Hep merak etmişimdir;
Bizim batılıdan farkımız ne,
Neden batı ülkelerinde istikrar ve huzur hakim,
Neden batı zengin,

Batı sadece kendi ülkesini düşünür, kollar ve korur.
Bunu yaparken kimseyi düşünmez, düşünmeyi bırakın başka ülkelerin zor durumundan kendi ülkesinin menfaati gereği yararlanır.
Ülkelerinin zenginliğinin devamını sağlamak için, acımasızca ne yapılması gerekiyorsa onu yapar.

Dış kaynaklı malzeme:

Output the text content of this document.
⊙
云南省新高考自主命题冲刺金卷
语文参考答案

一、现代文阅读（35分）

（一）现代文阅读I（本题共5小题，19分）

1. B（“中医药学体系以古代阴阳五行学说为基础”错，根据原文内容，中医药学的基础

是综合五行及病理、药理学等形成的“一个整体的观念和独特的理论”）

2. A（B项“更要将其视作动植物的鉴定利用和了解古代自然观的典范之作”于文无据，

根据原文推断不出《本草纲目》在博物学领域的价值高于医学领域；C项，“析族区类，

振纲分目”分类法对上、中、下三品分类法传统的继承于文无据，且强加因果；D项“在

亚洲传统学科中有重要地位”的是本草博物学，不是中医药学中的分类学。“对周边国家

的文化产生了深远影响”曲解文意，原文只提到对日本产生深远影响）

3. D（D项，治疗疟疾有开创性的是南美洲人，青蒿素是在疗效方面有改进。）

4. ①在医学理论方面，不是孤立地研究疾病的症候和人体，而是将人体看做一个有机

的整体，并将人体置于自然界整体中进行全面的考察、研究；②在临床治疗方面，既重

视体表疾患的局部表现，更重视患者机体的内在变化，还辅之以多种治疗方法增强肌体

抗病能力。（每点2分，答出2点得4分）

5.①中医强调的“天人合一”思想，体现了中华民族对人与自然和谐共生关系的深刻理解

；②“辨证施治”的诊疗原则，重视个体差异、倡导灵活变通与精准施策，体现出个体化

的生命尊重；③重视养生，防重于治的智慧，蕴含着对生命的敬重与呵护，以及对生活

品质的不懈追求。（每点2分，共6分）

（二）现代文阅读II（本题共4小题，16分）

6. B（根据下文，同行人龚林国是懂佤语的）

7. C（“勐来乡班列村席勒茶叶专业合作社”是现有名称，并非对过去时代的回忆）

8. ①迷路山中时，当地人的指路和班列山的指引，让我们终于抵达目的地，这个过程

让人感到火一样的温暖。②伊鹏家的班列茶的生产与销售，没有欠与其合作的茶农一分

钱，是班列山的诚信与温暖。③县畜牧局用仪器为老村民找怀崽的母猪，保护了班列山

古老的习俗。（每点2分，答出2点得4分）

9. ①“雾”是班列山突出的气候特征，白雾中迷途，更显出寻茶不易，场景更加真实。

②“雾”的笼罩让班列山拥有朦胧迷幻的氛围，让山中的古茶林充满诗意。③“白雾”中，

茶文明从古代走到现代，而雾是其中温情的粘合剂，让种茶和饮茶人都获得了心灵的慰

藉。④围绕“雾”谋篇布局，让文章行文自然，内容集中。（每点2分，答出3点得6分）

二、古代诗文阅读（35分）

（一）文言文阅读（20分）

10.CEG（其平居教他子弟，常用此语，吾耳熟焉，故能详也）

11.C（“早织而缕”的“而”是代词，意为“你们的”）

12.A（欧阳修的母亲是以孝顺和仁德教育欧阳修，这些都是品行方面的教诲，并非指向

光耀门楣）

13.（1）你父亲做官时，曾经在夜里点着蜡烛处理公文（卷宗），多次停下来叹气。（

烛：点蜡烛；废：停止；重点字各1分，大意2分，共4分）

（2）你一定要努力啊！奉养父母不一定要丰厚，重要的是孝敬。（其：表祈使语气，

Sözde şimdilerde bizlere dost görünen batı zamanında ülkemize el atmayı kafaya koymuştu.
Kurtuluş savaşımızdan sonrası ülkemizin olumlu gidişatından memnun olmayan batı, beklemiş, uygun ortamı hazırlamış, arkadan planladıkları ne varsa hepsini sıraya koyup yavaş yavaş uygulamıştır.
Asrilik (modernlik), demokrasi laflarıyla istediklerini yapmak üzere ortam hazırlayan sözde dost batılı güçlerin planları oldukça basittir;
Bir taraftan halkı lükse alıştırmak, diğer taraftan halkın birbirine olan bağlılığını zayıflatmak.
Kızılderili bir bilgenin dediği gibi;
'Önce bizi tütüne alıştırdılar sonra da sigaraya şimdi sigara almak için mahsulümüzün çoğunu verir hale geldik,
Yetmeyince borç verdiler
Borçları ödeyemeyince topraklarımızı sattık,
Şimdi kendi toprağımızda ırgatlık yapıyoruz.'

Batı kafasına koyduğunu önce planlar. Bu planlar bir tane de değildir. A planı, B planı, C planı…
Planlardan en uygun olanı uygulamaya koyar, olmuyorsa diğer plana geçer, olmuyorsa bir diğerine, sonuçta amacına ulaşır.
Bu planları devreye aldığında mutlaka o devlet içinde yardakçılarını, destekçilerini oluşturur, onlardan gerekli olanları devletin en önemli noktalarına getirtir. Artık ağını kurmuştur. Düğmeye bastığında tüm mekanizmaya hareket verir ve sonuç alana kadar bekler.
Aceleci değildir,
Heyecanlı değildir,
Ülkemiz ve milletimize yönelik planları yavaş yavaş uyguladılar.
Örneğin ülkemizde yabancı TV dizileri odamızı kadar girdiğinde bunu seyretmenin ne kadar sakıncası olacağını asla farketmedik.
Dizilerdeki yaşamlar ruhumuza kadar işlerken, bu yaşamların aile değerlerini, toplum geleneklerinin altına dinamit koyduklarını farketmedik. Ancak olanlar oldu toplum dejenere olurken önlem de alamadık.
Bizi millet yapan tüm değerlerimiz çöktü.
Şimdi bizlere neler oluyor, nasıl bu hale geldik diye dövünüyoruz.
Bunlar emperyalistlerin oyunu diyenlere kominist dedik, faşist dedik hatta anarşist dedik veya dememiz bir takım gizli ellerce sağlanırken hiçbir şeyi farketmedik.
Köylerde imece diyenlere, kooperatif kuralım diyenlere kominist dedik veya dedirttirildik. Kooperatifleri kuramadık.
Her evin traktörü oldu, yardımlaşma, dayanışma yerine ben, ben, ben kavramı yerleşti, borçlandık.
Pazarda tekelcilere, aracılara teslim olduk.
Meyve sebze tarlada 1 TL iken, manava, pazarda 5 TL ye satılıyor
Bu nasıl oluyor diyoruz?
Ne cevap var, ne de çözüm.

Çocuklarımız teknolojiyi kullanmayı öğrenmeli dedik,
Teknoloji kullanarak batıyı yakalayacağız dedik,
Her çocuğa bilgisayar dedik,
Çocuklarımız cep telefonların oyuncağı haline geldi,
Bilgisayarlarda oynanan oyunların tutsağı haline geldi,
Anne babalar bilgisayar almaktan korkar hale geldi.
Şimdi artık bu yanlışlara dur deme zamanı geldi.
Hani tehlike anında aracını sert frenle durduran sürücü misali toplumumuzun geleceği için tüm yanlışlara karşı sert fren zamanı.
Demokrasi laflarını bilerek kullananlara karşı, halkımızı tüketim çılgınlığından çıkarma zamanı,
Birleşme, bütünleşmeyle birlikte örf adet, geleneklerimize sahip çıkma zamanı.
Tüm yanlışlara karşı dur deme zamanı.